てんかん病態をiPSで再現…治療薬開発に期待

2013年5月4日 読売新聞

ips4 てんかん患者の皮膚から作ったiPS細胞(人工多能性幹細胞)を神経細胞に変化させ、てんかんの病態を再現することに、福岡大と慶応大の研究チームが成功したと発表した。

 治療薬の開発につながると期待される成果で、英科学誌「モレキュラー・ブレーン」電子版に2日掲載された。

 てんかんは全身がけいれんしたり、突然意識を失ったりする脳の疾患で、神経細胞の一部が過剰に働き、起きる。全国に100万人強の患者がおり、うち3割は薬が効かない難治てんかんを患っている。
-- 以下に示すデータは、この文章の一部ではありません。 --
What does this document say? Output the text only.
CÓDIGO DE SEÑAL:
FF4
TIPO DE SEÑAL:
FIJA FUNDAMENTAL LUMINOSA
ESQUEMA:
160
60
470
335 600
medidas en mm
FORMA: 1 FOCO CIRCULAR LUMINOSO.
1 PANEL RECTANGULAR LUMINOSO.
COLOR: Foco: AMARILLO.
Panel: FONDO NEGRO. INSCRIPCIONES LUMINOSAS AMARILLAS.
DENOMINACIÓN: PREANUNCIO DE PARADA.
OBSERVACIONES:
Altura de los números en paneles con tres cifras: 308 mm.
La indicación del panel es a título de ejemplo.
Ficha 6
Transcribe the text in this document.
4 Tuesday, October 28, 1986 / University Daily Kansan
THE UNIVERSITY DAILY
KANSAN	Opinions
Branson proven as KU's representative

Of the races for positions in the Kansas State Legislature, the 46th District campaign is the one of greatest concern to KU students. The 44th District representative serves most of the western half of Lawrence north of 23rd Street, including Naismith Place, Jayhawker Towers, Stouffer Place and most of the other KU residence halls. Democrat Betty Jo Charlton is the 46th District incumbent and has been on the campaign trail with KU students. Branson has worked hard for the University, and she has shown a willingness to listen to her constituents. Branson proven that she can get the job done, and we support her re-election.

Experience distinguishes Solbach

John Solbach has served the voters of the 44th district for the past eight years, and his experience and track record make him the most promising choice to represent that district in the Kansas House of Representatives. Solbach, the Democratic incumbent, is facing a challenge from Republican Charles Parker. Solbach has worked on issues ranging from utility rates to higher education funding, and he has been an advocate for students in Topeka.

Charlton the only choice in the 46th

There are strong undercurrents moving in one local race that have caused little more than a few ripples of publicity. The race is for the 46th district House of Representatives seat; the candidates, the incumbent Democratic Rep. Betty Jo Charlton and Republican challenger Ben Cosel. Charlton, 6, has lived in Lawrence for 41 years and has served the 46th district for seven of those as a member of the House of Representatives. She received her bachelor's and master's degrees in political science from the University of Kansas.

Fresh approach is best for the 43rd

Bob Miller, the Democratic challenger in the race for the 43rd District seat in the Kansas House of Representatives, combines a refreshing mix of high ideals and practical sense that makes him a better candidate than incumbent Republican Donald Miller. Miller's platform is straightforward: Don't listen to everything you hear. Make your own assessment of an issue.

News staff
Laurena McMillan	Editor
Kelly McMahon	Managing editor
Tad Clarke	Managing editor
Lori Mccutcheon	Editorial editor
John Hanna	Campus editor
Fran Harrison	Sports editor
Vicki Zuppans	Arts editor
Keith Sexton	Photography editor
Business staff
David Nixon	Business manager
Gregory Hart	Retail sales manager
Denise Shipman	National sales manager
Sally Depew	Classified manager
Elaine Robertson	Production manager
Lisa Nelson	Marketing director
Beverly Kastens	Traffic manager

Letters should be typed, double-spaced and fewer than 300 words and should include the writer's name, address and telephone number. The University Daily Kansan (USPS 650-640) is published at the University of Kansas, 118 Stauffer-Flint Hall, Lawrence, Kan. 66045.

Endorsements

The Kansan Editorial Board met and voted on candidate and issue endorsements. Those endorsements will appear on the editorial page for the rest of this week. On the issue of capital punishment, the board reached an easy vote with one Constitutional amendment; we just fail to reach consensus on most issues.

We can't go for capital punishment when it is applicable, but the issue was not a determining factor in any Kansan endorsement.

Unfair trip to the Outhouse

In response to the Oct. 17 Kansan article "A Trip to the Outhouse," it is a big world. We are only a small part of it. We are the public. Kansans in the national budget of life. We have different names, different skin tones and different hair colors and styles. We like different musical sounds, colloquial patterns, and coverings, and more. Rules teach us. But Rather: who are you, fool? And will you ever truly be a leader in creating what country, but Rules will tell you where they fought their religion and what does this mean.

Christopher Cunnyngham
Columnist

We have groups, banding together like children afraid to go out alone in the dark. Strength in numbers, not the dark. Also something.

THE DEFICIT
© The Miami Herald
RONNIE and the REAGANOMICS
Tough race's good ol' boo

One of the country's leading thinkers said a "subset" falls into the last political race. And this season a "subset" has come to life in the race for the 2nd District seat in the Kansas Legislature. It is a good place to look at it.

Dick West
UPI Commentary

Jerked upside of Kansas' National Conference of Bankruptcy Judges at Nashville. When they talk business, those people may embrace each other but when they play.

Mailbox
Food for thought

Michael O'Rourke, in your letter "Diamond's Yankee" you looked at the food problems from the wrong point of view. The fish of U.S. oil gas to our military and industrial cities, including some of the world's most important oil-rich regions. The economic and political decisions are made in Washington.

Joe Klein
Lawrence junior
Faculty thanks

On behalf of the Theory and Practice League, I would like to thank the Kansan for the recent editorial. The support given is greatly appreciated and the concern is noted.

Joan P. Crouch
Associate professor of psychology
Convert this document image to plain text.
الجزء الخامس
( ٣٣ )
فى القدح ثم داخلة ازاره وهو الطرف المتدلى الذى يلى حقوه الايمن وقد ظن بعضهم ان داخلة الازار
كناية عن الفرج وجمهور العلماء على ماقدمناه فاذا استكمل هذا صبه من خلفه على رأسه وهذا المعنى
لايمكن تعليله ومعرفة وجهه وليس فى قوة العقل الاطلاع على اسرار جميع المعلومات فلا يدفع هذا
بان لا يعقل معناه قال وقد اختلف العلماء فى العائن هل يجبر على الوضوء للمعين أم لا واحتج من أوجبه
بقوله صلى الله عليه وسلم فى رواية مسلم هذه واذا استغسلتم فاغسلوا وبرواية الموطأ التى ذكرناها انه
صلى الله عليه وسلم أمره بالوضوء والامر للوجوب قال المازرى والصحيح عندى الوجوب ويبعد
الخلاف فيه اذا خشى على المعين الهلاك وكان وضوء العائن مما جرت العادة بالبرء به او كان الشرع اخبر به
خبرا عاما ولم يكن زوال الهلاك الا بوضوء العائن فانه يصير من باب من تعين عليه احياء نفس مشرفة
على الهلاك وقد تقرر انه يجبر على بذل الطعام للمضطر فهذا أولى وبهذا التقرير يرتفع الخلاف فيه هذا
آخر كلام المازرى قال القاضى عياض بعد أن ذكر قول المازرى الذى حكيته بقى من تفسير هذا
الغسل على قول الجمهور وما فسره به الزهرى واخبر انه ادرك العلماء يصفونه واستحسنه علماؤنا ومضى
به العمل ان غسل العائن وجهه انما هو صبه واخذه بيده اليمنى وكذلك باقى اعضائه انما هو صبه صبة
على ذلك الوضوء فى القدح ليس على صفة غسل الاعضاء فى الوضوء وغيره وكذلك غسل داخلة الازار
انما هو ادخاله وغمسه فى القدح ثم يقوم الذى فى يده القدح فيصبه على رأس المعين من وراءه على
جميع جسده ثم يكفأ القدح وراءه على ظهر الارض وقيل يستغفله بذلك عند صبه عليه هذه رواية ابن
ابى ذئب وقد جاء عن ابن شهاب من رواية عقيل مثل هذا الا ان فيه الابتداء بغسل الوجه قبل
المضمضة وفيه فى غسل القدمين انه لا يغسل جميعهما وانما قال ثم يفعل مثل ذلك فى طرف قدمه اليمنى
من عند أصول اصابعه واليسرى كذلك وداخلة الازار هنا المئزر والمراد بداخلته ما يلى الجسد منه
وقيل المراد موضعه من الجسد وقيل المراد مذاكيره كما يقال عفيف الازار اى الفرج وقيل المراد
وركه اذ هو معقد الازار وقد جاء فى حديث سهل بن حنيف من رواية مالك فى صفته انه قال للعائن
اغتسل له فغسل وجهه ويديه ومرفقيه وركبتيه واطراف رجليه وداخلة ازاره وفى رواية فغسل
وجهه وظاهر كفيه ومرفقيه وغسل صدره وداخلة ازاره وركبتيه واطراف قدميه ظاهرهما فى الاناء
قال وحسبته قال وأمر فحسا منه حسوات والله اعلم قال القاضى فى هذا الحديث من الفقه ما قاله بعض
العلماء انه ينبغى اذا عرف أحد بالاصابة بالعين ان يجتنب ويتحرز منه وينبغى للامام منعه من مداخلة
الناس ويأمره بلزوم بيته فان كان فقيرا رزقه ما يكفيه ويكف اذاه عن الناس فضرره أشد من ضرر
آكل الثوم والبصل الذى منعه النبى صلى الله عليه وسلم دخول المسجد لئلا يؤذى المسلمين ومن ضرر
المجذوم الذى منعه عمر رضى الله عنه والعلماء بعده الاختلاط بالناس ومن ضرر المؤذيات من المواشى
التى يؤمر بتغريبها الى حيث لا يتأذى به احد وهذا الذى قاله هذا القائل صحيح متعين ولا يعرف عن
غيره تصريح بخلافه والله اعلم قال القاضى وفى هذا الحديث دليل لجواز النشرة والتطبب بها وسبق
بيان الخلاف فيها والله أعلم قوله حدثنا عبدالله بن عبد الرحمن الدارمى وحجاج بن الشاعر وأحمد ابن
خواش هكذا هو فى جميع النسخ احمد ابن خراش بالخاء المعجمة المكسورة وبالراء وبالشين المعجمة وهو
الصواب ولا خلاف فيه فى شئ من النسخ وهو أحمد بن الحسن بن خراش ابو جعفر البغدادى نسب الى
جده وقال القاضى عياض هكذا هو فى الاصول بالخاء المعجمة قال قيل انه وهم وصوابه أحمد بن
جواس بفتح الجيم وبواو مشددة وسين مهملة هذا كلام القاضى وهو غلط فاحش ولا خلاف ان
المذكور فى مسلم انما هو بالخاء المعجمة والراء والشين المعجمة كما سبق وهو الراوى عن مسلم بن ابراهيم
 研究チームは、難治てんかんの一種「ドラベ症候群」の患者の皮膚からiPS細胞を作製し、さらに脳の神経細胞に変化させた。この神経細胞のうち、発症に関わっているとみられる細胞を選び、活動を分析した。

 その結果、てんかん患者由来の神経細胞の活動能力は、健常な人から作った細胞よりも低く、てんかんのマウスの細胞と同様の反応を示していた。これらの神経細胞が、脳の過剰な活動を抑える役割を持つ細胞であることも判明し、うまく働かないことでてんかんを発症するとみられた。